The larger the dog breed, the longer the growth phase, but whether large or small, puppies need enough energy and the right nutrients during this time to grow into a healthy adult dog, and for this, they need an appropriate diet.
What do I need to be aware of with a small breed puppy?
Puppies need about a year to finish growing and this time should not be wasted with poor quality puppy food or the wrong diet. Puppies need energy, minerals and protein, but too much can be harmful: a too high energy intake leads to too rapid growth and weight gain, which can affect the development of bones, ligaments, tendons and joints due to overload. Though well-intentioned, the use of vitamins and other supplements is unnecessary and may even be harmful if your pup is receiving good quality puppy food, which already contains everything it needs during the growth phase. This is also something to bear in mind when dispensing treats.
What do I need to be aware of with a large breed puppy?

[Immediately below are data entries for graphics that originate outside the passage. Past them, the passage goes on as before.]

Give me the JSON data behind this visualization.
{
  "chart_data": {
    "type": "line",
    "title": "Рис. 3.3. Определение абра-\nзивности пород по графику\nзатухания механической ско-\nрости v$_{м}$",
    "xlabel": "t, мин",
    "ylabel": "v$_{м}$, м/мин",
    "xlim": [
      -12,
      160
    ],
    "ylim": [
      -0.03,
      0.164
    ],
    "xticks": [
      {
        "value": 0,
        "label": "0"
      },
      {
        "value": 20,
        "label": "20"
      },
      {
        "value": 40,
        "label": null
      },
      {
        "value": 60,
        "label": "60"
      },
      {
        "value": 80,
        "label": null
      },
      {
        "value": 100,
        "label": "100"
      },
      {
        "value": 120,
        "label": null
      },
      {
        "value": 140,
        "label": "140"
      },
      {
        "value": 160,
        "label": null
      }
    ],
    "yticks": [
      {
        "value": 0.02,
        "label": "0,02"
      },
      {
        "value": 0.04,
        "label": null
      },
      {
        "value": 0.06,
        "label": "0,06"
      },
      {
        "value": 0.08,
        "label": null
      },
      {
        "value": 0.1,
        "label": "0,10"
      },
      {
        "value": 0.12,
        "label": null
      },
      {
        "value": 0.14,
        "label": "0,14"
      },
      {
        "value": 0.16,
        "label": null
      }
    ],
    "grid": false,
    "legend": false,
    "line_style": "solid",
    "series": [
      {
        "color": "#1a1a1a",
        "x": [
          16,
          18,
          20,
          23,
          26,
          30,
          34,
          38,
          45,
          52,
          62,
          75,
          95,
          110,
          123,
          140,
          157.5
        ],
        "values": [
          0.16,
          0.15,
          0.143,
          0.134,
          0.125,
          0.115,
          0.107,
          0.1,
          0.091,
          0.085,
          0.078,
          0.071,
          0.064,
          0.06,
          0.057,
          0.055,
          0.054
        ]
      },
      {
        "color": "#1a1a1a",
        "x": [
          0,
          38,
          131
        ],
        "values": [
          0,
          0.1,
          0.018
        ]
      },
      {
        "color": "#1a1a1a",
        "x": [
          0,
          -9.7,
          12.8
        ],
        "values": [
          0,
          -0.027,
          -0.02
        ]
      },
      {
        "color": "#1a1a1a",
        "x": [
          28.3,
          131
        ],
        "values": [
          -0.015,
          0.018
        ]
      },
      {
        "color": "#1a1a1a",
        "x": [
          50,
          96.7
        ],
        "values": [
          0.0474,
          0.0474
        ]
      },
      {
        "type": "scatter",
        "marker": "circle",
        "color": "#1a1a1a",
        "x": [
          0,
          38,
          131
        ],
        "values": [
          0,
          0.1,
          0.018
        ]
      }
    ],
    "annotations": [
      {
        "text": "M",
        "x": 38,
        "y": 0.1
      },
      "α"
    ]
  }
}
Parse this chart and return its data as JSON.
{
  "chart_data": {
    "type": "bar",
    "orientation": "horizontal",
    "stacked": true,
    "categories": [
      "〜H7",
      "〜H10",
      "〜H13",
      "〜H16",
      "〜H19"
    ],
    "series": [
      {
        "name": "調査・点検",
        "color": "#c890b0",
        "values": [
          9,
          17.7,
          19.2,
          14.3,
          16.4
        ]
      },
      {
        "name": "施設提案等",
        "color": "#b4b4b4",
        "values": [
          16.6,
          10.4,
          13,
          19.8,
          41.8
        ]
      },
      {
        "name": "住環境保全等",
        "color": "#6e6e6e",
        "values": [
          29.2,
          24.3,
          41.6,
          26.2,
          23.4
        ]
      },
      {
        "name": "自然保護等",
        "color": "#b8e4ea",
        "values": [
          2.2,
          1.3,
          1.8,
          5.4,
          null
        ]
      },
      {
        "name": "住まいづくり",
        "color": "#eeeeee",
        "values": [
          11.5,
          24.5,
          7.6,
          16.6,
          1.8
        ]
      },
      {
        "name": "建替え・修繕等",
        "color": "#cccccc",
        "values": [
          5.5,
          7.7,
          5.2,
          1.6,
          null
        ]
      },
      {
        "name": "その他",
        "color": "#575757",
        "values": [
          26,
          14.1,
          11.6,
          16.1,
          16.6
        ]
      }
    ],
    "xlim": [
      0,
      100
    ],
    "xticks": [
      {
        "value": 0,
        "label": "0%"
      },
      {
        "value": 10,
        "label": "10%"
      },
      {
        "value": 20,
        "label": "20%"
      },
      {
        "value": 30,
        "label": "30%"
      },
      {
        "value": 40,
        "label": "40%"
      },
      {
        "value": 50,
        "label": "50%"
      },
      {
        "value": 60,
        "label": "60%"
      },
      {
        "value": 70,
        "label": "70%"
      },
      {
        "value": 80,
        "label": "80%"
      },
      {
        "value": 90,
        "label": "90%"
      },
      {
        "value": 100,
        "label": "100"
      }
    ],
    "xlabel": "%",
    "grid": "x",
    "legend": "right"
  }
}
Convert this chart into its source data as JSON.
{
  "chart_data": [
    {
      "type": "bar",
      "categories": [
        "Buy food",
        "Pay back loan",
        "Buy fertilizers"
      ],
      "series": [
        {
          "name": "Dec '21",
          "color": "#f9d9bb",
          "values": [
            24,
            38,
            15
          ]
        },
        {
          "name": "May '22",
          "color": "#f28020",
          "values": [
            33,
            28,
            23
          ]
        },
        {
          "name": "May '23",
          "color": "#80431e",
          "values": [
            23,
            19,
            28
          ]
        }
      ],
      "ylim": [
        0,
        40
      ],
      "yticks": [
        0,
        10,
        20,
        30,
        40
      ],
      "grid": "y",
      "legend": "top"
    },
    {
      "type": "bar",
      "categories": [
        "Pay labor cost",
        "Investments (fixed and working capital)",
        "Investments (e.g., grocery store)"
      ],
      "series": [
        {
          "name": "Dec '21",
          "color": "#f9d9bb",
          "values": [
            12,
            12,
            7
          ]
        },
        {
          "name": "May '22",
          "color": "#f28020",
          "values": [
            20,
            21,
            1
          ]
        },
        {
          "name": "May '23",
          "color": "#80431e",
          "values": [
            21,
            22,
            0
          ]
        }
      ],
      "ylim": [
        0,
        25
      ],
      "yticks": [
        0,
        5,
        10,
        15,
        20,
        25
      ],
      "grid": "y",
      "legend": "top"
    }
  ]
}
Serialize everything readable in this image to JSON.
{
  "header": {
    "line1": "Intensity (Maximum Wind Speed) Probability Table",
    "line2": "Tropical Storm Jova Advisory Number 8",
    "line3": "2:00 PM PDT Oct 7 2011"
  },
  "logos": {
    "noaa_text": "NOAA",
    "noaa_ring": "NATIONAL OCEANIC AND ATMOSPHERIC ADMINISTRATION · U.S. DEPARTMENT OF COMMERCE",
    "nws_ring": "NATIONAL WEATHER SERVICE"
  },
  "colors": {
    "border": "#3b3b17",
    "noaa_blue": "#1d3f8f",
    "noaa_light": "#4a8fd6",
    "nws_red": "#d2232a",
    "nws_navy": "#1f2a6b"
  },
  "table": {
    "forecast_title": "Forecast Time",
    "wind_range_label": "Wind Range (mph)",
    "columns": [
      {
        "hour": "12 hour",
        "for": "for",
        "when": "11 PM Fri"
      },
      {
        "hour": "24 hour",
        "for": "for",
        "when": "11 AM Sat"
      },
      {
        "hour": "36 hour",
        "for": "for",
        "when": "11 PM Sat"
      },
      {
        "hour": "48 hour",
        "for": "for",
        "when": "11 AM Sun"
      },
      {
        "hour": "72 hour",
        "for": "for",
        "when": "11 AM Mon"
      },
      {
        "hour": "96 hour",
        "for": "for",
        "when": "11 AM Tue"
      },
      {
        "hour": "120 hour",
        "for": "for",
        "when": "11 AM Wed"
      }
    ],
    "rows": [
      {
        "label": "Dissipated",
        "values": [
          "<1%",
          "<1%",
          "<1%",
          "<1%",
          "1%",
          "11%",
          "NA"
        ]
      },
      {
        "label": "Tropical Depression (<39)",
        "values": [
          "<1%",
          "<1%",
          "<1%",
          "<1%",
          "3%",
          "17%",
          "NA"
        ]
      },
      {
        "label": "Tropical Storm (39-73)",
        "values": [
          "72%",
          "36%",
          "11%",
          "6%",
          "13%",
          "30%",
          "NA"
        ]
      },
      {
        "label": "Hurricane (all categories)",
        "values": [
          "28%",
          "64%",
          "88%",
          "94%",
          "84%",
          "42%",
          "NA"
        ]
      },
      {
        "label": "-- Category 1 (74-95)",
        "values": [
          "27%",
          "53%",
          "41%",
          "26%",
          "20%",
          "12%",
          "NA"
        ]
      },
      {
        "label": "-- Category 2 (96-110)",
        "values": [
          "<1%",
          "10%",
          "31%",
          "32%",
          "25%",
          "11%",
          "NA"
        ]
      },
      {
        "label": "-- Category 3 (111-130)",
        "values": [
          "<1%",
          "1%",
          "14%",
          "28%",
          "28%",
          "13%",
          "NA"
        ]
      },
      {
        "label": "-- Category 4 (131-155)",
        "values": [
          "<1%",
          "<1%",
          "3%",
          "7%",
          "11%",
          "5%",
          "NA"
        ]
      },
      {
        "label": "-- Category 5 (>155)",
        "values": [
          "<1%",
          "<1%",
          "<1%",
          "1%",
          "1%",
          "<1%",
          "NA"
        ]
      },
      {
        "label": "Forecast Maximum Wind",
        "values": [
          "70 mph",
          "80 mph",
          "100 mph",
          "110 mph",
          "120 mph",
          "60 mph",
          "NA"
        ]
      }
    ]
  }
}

Most dogs reach half of their final weight by the age four months and keep up this growth rate for at least the first year of life. In large breeds, it only slows down after about 18 months. Great Danes take two full years to reach their final weight. Excess food and calories accelerate the growth process, which can lead to joint and bone problems later on. Calcium for example. which is very important for bone growth is already present in sufficient quantities in high-quality puppy or junior dog food for large breeds.
Many owners of large breed puppies give them adult food immediately for fear that the high energy content of puppy food could accelerate their growth too much. However, by doing so, they also deprive it of the important building blocks present in puppy food, which are also present in adult food, but in smaller amounts. Ideally, large breeds should be fed special puppy food until they are just over one year old (up to two years old for very large breeds).
How can I make my own puppy formula?
In some cases, puppies cannot be fed maternal milk, e.g. if the mother has died or there is another emergency. In such situations, the puppies need to be raised by hand. It is strongly discouraged to make your own puppy formula using untested recipes. You can get special puppy milk with all the essential nutrients from your vet or a specialist shop.
Puppy nutrition at a glance
As puppies are actively growing, they need balanced, high-quality puppy food for a healthy life. The amount should be based on their weight and nutrient requirements during the growth phase.
Puppy food – All the facts at a glance:
- Dry food:
easy portioning; less spoilage in summer; less odour; no canned food waste.
- Wet food:
contributes to fluid intake; easier to “hide” medicines in
- Mixed food:
alternate between wet and dry food: for the first week or two after welcoming a new puppy into your home, you should continue feeding it its usual food rather than switching to a new diet.
feed your puppy at least three small meals a day instead of fewer larger ones.